Brazilian companies used money-laundering operations to clear cash used to pay off high-ranking politicians and parties. In exchange for the money, inflated public works contracts were steered the companies’ way.
Chief among these companies was Odebrecht, which paid more than $780 million in bribes across Latin America and the Caribbean to capture contracts worth $3.34 billion, according to the United States.
The scandal upended politics in Brazil, where every large party was implicated in illegal campaign finance and kickback schemes. The arrest and eventual imprisonment of Mr. da Silva for accepting the use of a seaside apartment in exchange for steering government contracts represented a turning point for the country.
The unusual zeal and speed with which the case was handled made it politically fraught: When Mr. da Silva was imprisoned in April 2018 to start serving a 12-year sentence for corruption and money laundering, he was the front-runner in the presidential race. The conviction paved the way for the election of the far-right candidate Jair Bolsonaro.
Months later, prosecutors cried foul over Mr. Bolsonaro’s protocol-breaking appointment of the new attorney general, who has traditionally been picked from a list put forward by the national association of federal prosecutors. This system was intended to prevent a president from picking a deferential top law enforcement official.
Mr. Bolsonaro instead picked his own man, a move that the prosecutors’ association called “the biggest democratic and institutional setback” for the office in 20 years. With the authority of law enforcement officials curbed, major graft cases in Brazil are stalled. Eike Batista, once one of the world’s top 10 richest men, was sentenced in July 2018 to 30 years in prison for paying millions in bribes, but he has yet to start serving time.

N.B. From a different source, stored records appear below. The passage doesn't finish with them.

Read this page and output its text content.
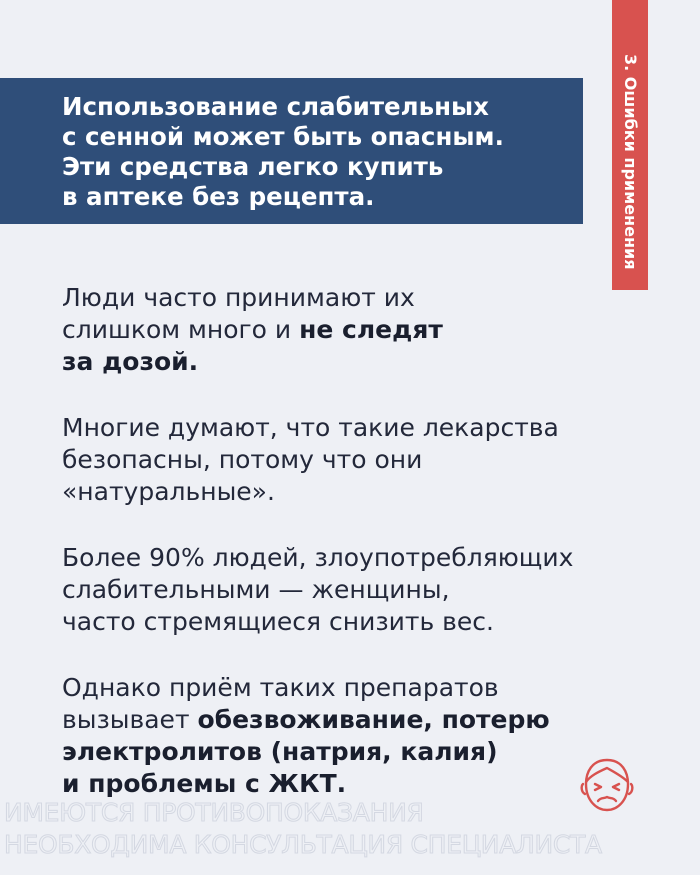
Использование слабительных
с сенной может быть опасным.
Эти средства легко купить
в аптеке без рецепта.	3. Ошибки применения

Люди часто принимают их
слишком много и не следят
за дозой.

Многие думают, что такие лекарства
безопасны, потому что они
«натуральные».

Более 90% людей, злоупотребляющих
слабительными — женщины,
часто стремящиеся снизить вес.

Однако приём таких препаратов
вызывает обезвоживание, потерю
электролитов (натрия, калия)
и проблемы с ЖКТ.

ИМЕЮТСЯ ПРОТИВОПОКАЗАНИЯ
НЕОБХОДИМА КОНСУЛЬТАЦИЯ СПЕЦИАЛИСТА
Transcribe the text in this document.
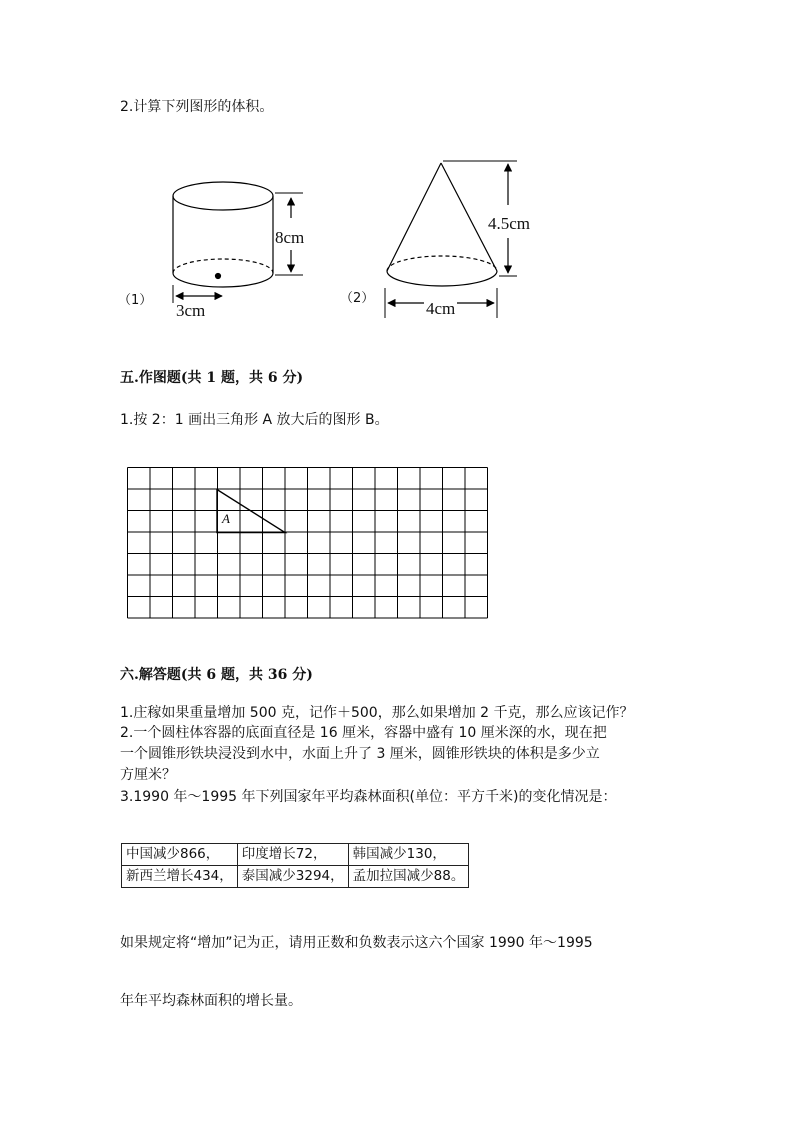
2.计算下列图形的体积。
8cm
3cm
（1）
4.5cm
4cm
（2）
五.作图题(共 1 题，共 6 分)
1.按 2：1 画出三角形 A 放大后的图形 B。
A
六.解答题(共 6 题，共 36 分)
1.庄稼如果重量增加 500 克，记作＋500，那么如果增加 2 千克，那么应该记作？
2.一个圆柱体容器的底面直径是 16 厘米，容器中盛有 10 厘米深的水，现在把
一个圆锥形铁块浸没到水中，水面上升了 3 厘米，圆锥形铁块的体积是多少立
方厘米？
3.1990 年～1995 年下列国家年平均森林面积(单位：平方千米)的变化情况是：
中国减少866，	印度增长72，	韩国减少130，
新西兰增长434，	泰国减少3294，	孟加拉国减少88。
如果规定将“增加”记为正，请用正数和负数表示这六个国家 1990 年～1995
年年平均森林面积的增长量。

Former President Michel Temer remains free despite a flurry of criminal charges that have dogged him since 2017. They include an instance in which Mr. Temer was surreptitiously recorded condoning the payment of a bribe to keep a former political ally from detailing crimes to the authorities.

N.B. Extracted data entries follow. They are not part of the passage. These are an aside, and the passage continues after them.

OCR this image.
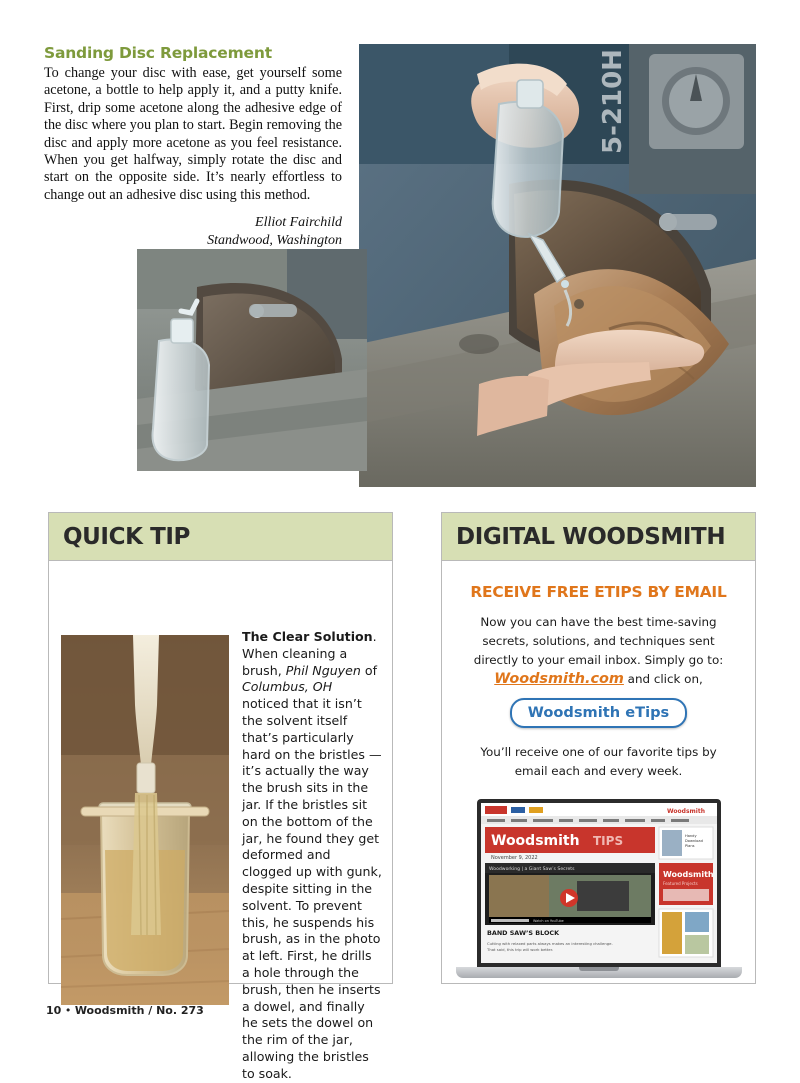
Sanding Disc Replacement

To change your disc with ease, get yourself some acetone, a bottle to help apply it, and a putty knife. First, drip some acetone along the adhesive edge of the disc where you plan to start. Begin removing the disc and apply more acetone as you feel resistance. When you get halfway, simply rotate the disc and start on the opposite side. It’s nearly effortless to change out an adhesive disc using this method.

Elliot Fairchild
Standwood, Washington
5-210H
QUICK TIP
The Clear Solution. When cleaning a brush, Phil Nguyen of Columbus, OH noticed that it isn’t the solvent itself that’s particularly hard on the bristles — it’s actually the way the brush sits in the jar. If the bristles sit on the bottom of the jar, he found they get deformed and clogged up with gunk, despite sitting in the solvent. To prevent this, he suspends his brush, as in the photo at left. First, he drills a hole through the brush, then he inserts a dowel, and finally he sets the dowel on the rim of the jar, allowing the bristles to soak.
DIGITAL WOODSMITH
RECEIVE FREE ETIPS BY EMAIL
Now you can have the best time-saving secrets, solutions, and techniques sent directly to your email inbox. Simply go to: Woodsmith.com and click on,
Woodsmith eTips
You’ll receive one of our favorite tips by email each and every week.
Woodsmith
Woodsmith TIPS
November 9, 2022
Woodworking | a Giant Saw’s Secrets
Watch on YouTube
BAND SAW’S BLOCK
Cutting with relaxed parts always makes an interesting challenge.
That said, this trip will work better.
Handy
Download
Plans
Woodsmith
Featured Projects
10 • Woodsmith / No. 273
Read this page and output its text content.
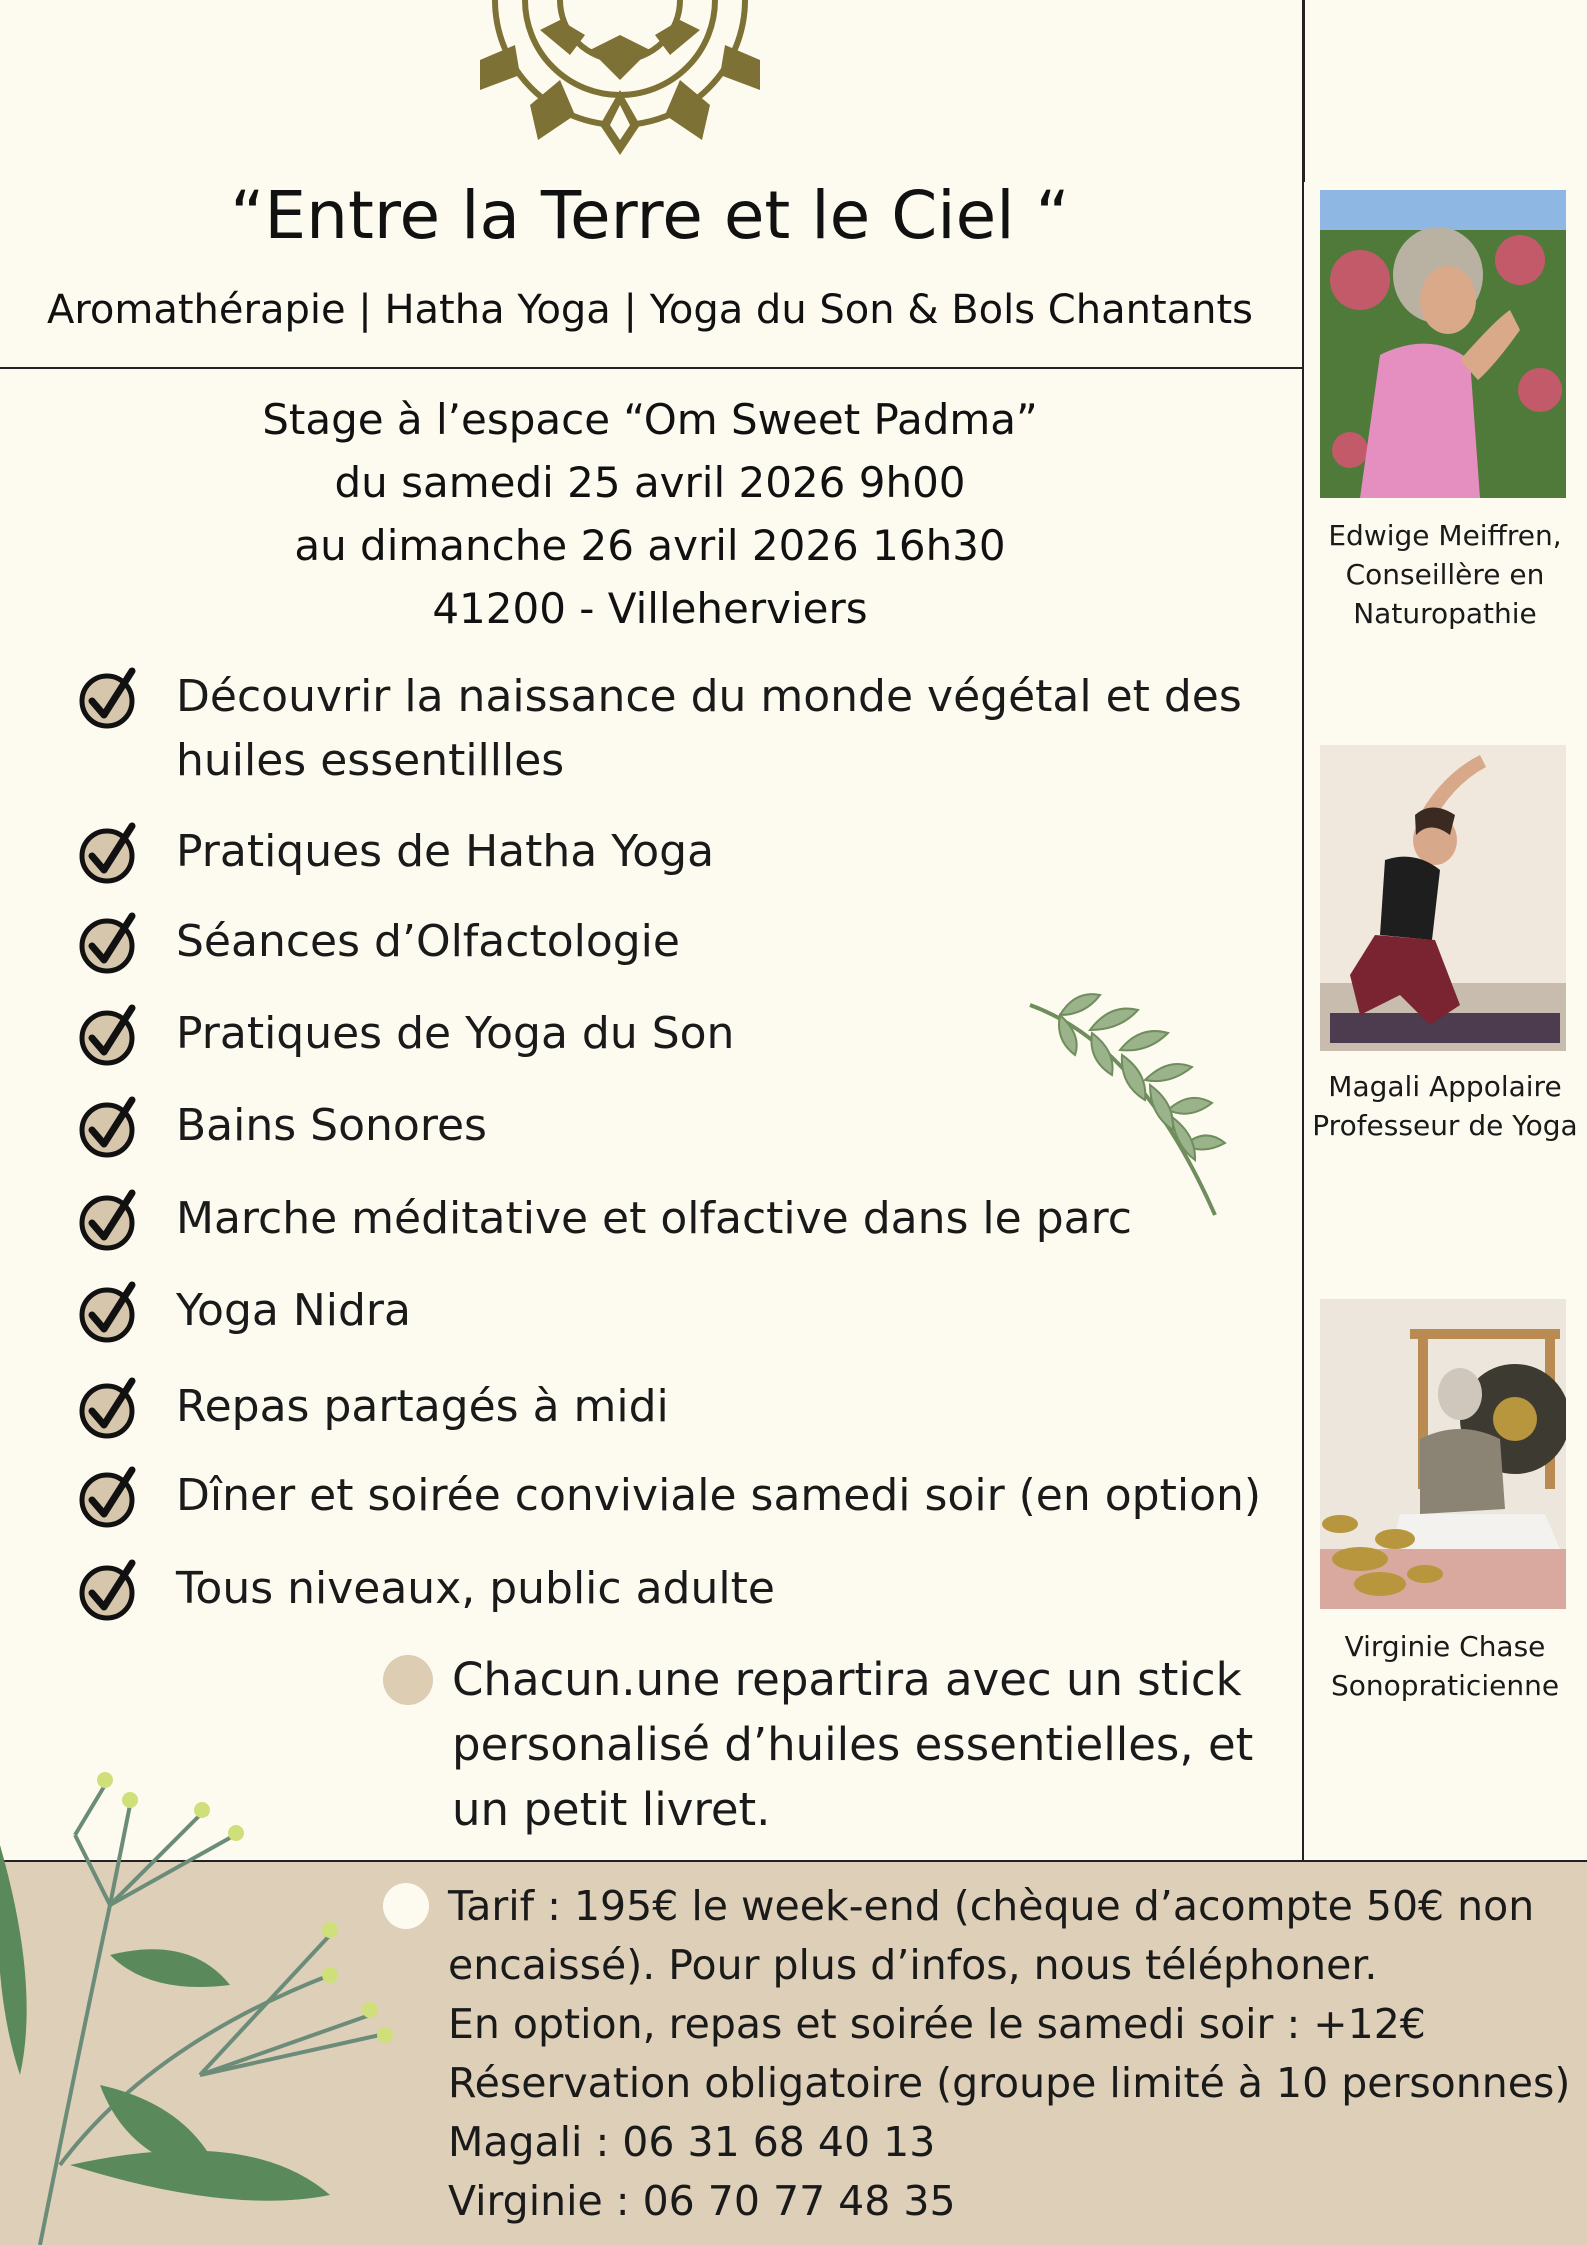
“Entre la Terre et le Ciel “
Aromathérapie | Hatha Yoga | Yoga du Son & Bols Chantants
Stage à l’espace “Om Sweet Padma”
du samedi 25 avril 2026 9h00
au dimanche 26 avril 2026 16h30
41200 - Villeherviers
Découvrir la naissance du monde végétal et des huiles essentillles
Pratiques de Hatha Yoga
Séances d’Olfactologie
Pratiques de Yoga du Son
Bains Sonores
Marche méditative et olfactive dans le parc
Yoga Nidra
Repas partagés à midi
Dîner et soirée conviviale samedi soir (en option)
Tous niveaux, public adulte
Chacun.une repartira avec un stick personalisé d’huiles essentielles, et un petit livret.
Tarif : 195€ le week-end (chèque d’acompte 50€ non encaissé). Pour plus d’infos, nous téléphoner.
En option, repas et soirée le samedi soir : +12€
Réservation obligatoire (groupe limité à 10 personnes)
Magali : 06 31 68 40 13
Virginie : 06 70 77 48 35
Edwige Meiffren,
Conseillère en
Naturopathie
Magali Appolaire
Professeur de Yoga
Virginie Chase
Sonopraticienne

The backsliding in Brazil has been watched closely across the region, where politicians have largely prioritized self-preservation over anticorruption measures.
In Guatemala, President Jimmy Morales shut down a United Nations panel that had been helping the attorney general’s office build corruption cases. The decision came after Mr. Morales, who campaigned under the motto “neither corrupt nor a thief,” came under investigation for allegedly receiving illegal campaign contributions.
The government of Honduras, which had signed off on the establishment of a similar entity in 2016, declined to renew its mandate in 2019.
Those models enjoyed widespread public support in 2016, when the United States Justice Department announced that Odebrecht had agreed to pay a $3.5 billion penalty after confessing that it had set up a department to bribe politicians.
The company then extended an offer to the countries where it had paid bribes: In exchange for immunity from new prosecutions, it said, it would disclose the money paid and the contracts secured fraudulently.
Some countries — including Ecuador, Peru and the Dominican Republic — took Odebrecht up on its offer, and saw former presidents arrested as a result. But in Colombia and Argentina, a lack of political will has prevented investigations from advancing.
Vice President Marta Lucía Ramírez of Colombia called the failure to crack open the Odebrecht case deeply troubling.
“It has very serious consequences, and it’s seriously undermining people’s trust in institutions, political parties, Congress and the justice system,” she said. “That puts the future of democracy in jeopardy.”